If you want to entirely customize the evaluation step, set custom_eval_function in the config to a callable, which takes the Algorithm object and an EnvRunnerGroup object, the Algorithm’s self.evaluation_workers EnvRunnerGroup instance, and returns a metrics dictionary. See algorithm.py for further documentation.

This end-to-end example shows how to set up a custom online evaluation in custom_evaluation.py. Note that if you only want to evaluate your policy at the end of training, set evaluation_interval: [int], where [int] should be the number of training iterations before stopping.

Below are some examples of how RLlib reports the custom evaluation metrics nested under the evaluation key of normal training results:

------------------------------------------------------------------------
Sample output for `python custom_evaluation.py --no-custom-eval`
------------------------------------------------------------------------

INFO algorithm.py:623 -- Evaluating current policy for 10 episodes.
INFO algorithm.py:650 -- Running round 0 of parallel evaluation (2/10 episodes)
INFO algorithm.py:650 -- Running round 1 of parallel evaluation (4/10 episodes)
INFO algorithm.py:650 -- Running round 2 of parallel evaluation (6/10 episodes)
INFO algorithm.py:650 -- Running round 3 of parallel evaluation (8/10 episodes)
INFO algorithm.py:650 -- Running round 4 of parallel evaluation (10/10 episodes)

Result for PG_SimpleCorridor_2c6b27dc:
  ...
  evaluation:
    env_runners:
      custom_metrics: {}
      episode_len_mean: 15.864661654135338
      episode_return_max: 1.0
      episode_return_mean: 0.49624060150375937
      episode_return_min: 0.0
      episodes_this_iter: 133
------------------------------------------------------------------------
Sample output for `python custom_evaluation.py`
------------------------------------------------------------------------

INFO algorithm.py:631 -- Running custom eval function <function ...>
Update corridor length to 4
Update corridor length to 7
Custom evaluation round 1
Custom evaluation round 2
Custom evaluation round 3
Custom evaluation round 4

Result for PG_SimpleCorridor_0de4e686:
  ...
  evaluation:
    env_runners:
      custom_metrics: {}
      episode_len_mean: 9.15695067264574
      episode_return_max: 1.0
      episode_return_mean: 0.9596412556053812
      episode_return_min: 0.0
      episodes_this_iter: 223
      foo: 1

Rewriting trajectories#

In the on_postprocess_traj callback you have full access to the trajectory batch (post_batch) and other training state. You can use this information to rewrite the trajectory, which has a number of uses including:

  • Backdating rewards to previous time steps, for example, based on values in info.

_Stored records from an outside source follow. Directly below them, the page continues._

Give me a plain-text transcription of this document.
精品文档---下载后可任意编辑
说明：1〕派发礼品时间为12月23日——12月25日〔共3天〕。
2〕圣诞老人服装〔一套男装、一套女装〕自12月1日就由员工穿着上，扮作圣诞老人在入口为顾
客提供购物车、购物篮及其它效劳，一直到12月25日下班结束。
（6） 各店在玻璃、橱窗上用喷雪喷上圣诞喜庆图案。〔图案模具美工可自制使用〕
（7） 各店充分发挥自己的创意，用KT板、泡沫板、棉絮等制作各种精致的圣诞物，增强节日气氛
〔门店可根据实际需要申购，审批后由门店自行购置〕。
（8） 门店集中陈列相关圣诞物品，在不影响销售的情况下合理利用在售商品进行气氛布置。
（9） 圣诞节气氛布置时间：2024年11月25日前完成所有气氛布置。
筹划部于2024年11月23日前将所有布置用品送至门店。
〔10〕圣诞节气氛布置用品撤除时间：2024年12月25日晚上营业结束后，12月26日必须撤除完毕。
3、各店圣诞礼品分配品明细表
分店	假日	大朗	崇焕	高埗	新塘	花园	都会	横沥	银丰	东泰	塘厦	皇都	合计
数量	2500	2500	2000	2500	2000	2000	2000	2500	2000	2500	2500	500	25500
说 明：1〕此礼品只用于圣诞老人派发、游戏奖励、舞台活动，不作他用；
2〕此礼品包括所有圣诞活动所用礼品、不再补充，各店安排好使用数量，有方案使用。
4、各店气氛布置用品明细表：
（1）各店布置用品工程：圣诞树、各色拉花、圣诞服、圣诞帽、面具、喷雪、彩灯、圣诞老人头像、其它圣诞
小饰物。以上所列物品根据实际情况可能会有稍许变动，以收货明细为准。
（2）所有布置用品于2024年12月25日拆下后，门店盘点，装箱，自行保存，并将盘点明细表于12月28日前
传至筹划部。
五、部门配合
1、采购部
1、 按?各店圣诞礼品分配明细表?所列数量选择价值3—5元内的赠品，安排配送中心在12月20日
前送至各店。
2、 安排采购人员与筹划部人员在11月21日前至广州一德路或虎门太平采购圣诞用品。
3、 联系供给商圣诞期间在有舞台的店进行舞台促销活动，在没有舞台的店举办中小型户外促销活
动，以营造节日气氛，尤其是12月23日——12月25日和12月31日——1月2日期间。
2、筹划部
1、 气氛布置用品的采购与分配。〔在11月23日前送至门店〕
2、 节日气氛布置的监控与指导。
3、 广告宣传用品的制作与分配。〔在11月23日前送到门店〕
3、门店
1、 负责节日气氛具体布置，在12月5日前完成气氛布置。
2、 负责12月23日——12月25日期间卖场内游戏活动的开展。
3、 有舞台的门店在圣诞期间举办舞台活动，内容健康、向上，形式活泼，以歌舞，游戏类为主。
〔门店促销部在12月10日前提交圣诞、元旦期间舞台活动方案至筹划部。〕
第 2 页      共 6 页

  • Adding model-based curiosity bonuses to rewards. You can train the model with a custom model supervised loss.

To access the policy or model (policy.model) in the callbacks, note that info['pre_batch'] returns a tuple where the first element is a policy and the second one is the batch itself. You can also access all the rollout worker state using the following call:

from ray.rllib.evaluation.rollout_worker import get_global_worker

# You can use this call from any callback to get a reference to the
# RolloutWorker running in the process. The RolloutWorker has references to
# all the policies, etc. See rollout_worker.py for more info.
rollout_worker = get_global_worker()

RLlib defines policy losses over the post_batch data, so you can mutate that in the callbacks to change what data the policy loss function sees.